Sunday, January 31, 2010

Long Beach Opera revives The Good Soldier Schweik



Review by Rodney Punt

Robert Kurka’s The Good Soldier Schweik was given more than its due in a riveting, zany revival this month by the Long Beach Opera. I caught the second of two performances yesterday, this one at Santa Monica’s Barnum Hall, on the campus of the city’s high school.

The story is based on the anti-war novel by Czech author Jaroslav Hašek, and concerns a military conscript whose seeming feeblemindedness ensnares him in, but also saves him from, one mishap after another. The book is in the surreal style of Hašek’s countryman Franz Kafka, but with a ribald humor that inspired such later works as Joseph Heller’s Catch-22. Its episodic construction and theme of alienation within military ranks also bear ancestral traces to Georg Büchner's darker Wozzeck.

Left almost complete at the 35 year-old composer’s death in 1957, final musical touches were provided by Hershy Kay. In the style of Kurt Weill’s Mahagonny and Johnny Johnson (the latter based on the same story), Kurka’s score is also indebted to the more contemporary rhythms of 1950’s film music in the manner of Elmer Bernstein. The score’s blue-note jazziness is atmospheric, but the declamatory vocal lines, it must be admitted, often lack melodic memorability. Still, piquant dissonances, quick changing meters, and the use of popular dance idioms capture the moods of Schweik’s bizarre adventures. The score is well served by librettist Lewis Allan (aka: Abel Meeropol) whose frequent rhyming couplets remain fresh and witty a half century after the work’s premier at the New York City Opera in 1958.

A non-stop, non-sequitur plot is tied together nicely in the angular grace of director/choreographer Ken Roht’s fluid staging, his youngish cast moving props and set pieces around with panache. Dan Weingarten’s floor lighting forms deep, expressionistic shadows on the characters’ faces. Marcy Hiratzka’s colorful costumes - from banana-republic uniforms to pretty-boy lederhosen - suggest the feel of decadent cabaret. Justin Jorgensen’s economical scenic design projects evocative images on a back-of-stage scrim, behind which sits a crack wind and percussion orchestra under the direction of conductor Andreas Mitisek, the company’s artistic and general director.

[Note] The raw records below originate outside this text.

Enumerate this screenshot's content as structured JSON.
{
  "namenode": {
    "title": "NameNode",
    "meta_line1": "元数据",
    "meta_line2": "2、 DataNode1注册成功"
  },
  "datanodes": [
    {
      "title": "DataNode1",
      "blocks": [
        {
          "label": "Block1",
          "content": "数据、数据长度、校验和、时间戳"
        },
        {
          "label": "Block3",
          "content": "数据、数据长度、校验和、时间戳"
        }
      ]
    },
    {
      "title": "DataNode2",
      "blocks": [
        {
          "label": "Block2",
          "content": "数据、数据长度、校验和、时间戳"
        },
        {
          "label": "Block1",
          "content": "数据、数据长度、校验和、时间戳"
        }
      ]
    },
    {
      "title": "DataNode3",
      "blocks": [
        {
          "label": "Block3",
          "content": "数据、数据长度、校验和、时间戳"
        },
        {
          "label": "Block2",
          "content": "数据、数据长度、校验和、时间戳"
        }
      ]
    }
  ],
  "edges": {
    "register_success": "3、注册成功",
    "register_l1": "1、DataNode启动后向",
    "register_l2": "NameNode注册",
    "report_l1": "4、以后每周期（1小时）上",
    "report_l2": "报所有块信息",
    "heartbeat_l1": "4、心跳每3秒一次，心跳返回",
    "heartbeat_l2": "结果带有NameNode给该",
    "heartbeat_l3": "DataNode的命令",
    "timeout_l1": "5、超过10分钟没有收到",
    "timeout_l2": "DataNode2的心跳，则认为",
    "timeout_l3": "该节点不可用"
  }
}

The placement of the orchestra behind the singers loses nothing in projection, and gains by aiding the clear enunciation of vocal lines - the combined musical forces in one of those rare, near perfect balances.

Notable stage moments: a tottering bar-top that clues us to the madness to come, a double-wide hospital bed on which a half dozen wounded soldiers receive enemas, whether they need them or not, and an absurdist church scene with a hectoring Chaplain suddenly experiencing a crisis of faith, a “little man behind the curtain” moment to relish.

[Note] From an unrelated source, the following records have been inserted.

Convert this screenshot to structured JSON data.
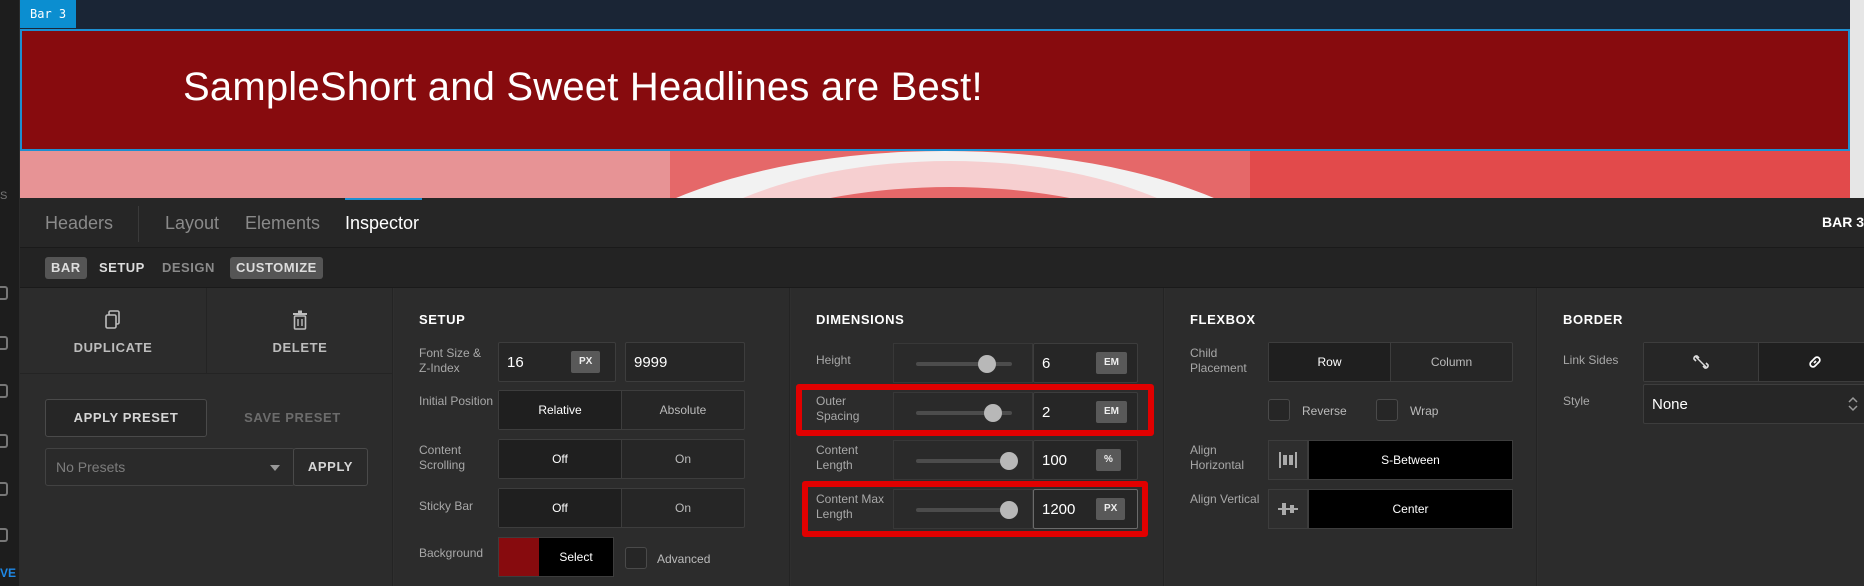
{
  "preview": {
    "bar_tag": "Bar 3",
    "headline": "SampleShort and Sweet Headlines are Best!"
  },
  "tabs": [
    {
      "label": "Headers"
    },
    {
      "label": "Layout"
    },
    {
      "label": "Elements"
    },
    {
      "label": "Inspector",
      "active": true
    }
  ],
  "tab_right": "BAR 3",
  "subtabs": {
    "bar": "BAR",
    "setup": "SETUP",
    "design": "DESIGN",
    "customize": "CUSTOMIZE"
  },
  "actions": {
    "duplicate": "DUPLICATE",
    "delete": "DELETE",
    "apply_preset": "APPLY PRESET",
    "save_preset": "SAVE PRESET",
    "presets_placeholder": "No Presets",
    "apply": "APPLY"
  },
  "setup": {
    "title": "SETUP",
    "font_label": "Font Size & Z-Index",
    "font_size": "16",
    "font_unit": "PX",
    "z_index": "9999",
    "position_label": "Initial Position",
    "position_options": [
      "Relative",
      "Absolute"
    ],
    "scrolling_label": "Content Scrolling",
    "scrolling_options": [
      "Off",
      "On"
    ],
    "sticky_label": "Sticky Bar",
    "sticky_options": [
      "Off",
      "On"
    ],
    "background_label": "Background",
    "background_select": "Select",
    "background_color": "#870b0e",
    "advanced_label": "Advanced"
  },
  "dimensions": {
    "title": "DIMENSIONS",
    "height": {
      "label": "Height",
      "value": "6",
      "unit": "EM",
      "slider": 0.75
    },
    "outer_spacing": {
      "label": "Outer Spacing",
      "value": "2",
      "unit": "EM",
      "slider": 0.8
    },
    "content_length": {
      "label": "Content Length",
      "value": "100",
      "unit": "%",
      "slider": 1.0
    },
    "content_max_length": {
      "label": "Content Max Length",
      "value": "1200",
      "unit": "PX",
      "slider": 1.0
    }
  },
  "flexbox": {
    "title": "FLEXBOX",
    "child_placement_label": "Child Placement",
    "placement_options": [
      "Row",
      "Column"
    ],
    "reverse_label": "Reverse",
    "wrap_label": "Wrap",
    "align_h_label": "Align Horizontal",
    "align_h_value": "S-Between",
    "align_v_label": "Align Vertical",
    "align_v_value": "Center"
  },
  "border": {
    "title": "BORDER",
    "link_sides_label": "Link Sides",
    "style_label": "Style",
    "style_value": "None"
  },
  "colors": {
    "accent": "#1e8fd0",
    "highlight": "#e10000",
    "bar_red": "#870b0e"
  }
}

Matthew DiBattista’s bright tenor and cherub face make a convincing Schweik, whose frame-up for treason lands him in, sequentially, prison, an insane asylum, the military, enslavement, and finally a World War I battlefield. In the face of despair, Schweik’s mindless optimism becomes the work’s unifying theme.

Multi-role supporting players, all in fine voice, resemble a host of carnival-ride personalities. Stand-outs: Alex Richardson, in robust tenor, as the afore-mentioned Chaplain and a crazy psychologist; baritone Jeremy Huw Williams as the worried military officer Lukasch; Suzan Hanson as Lukasch’s main squeeze; and a sexy Peabody Southwell, whose seductive persuasion as a baroness gets Schweik out of one of his many scrapes. Fine turns were put in by Benito Galindo, John Atkins, Jesse Merlin, and a cast of nimble extras.

Andreas Mitisek has proved to be a worthy, energetic, and innovative successor to Michael Milenski, the Long Beach Opera’s long-serving founding director. He has shown that modest production budgets need not cramp big production concepts. His strategy to cultivate a second regular audience in West Los Angeles, complementing his base in the Long Beach and Harbor areas, should pay dividends. The large audience at Barnum Hall on Sunday afternoon received the performance with enthusiasm.

Not incidentally, Barnum Hall is an ideal stage performance space, lovely to look at, as recently restored by a civic committee to its original art deco elegance, and with outstanding acoustics. A happy partnership will hopefully continue with the Long Beach Opera.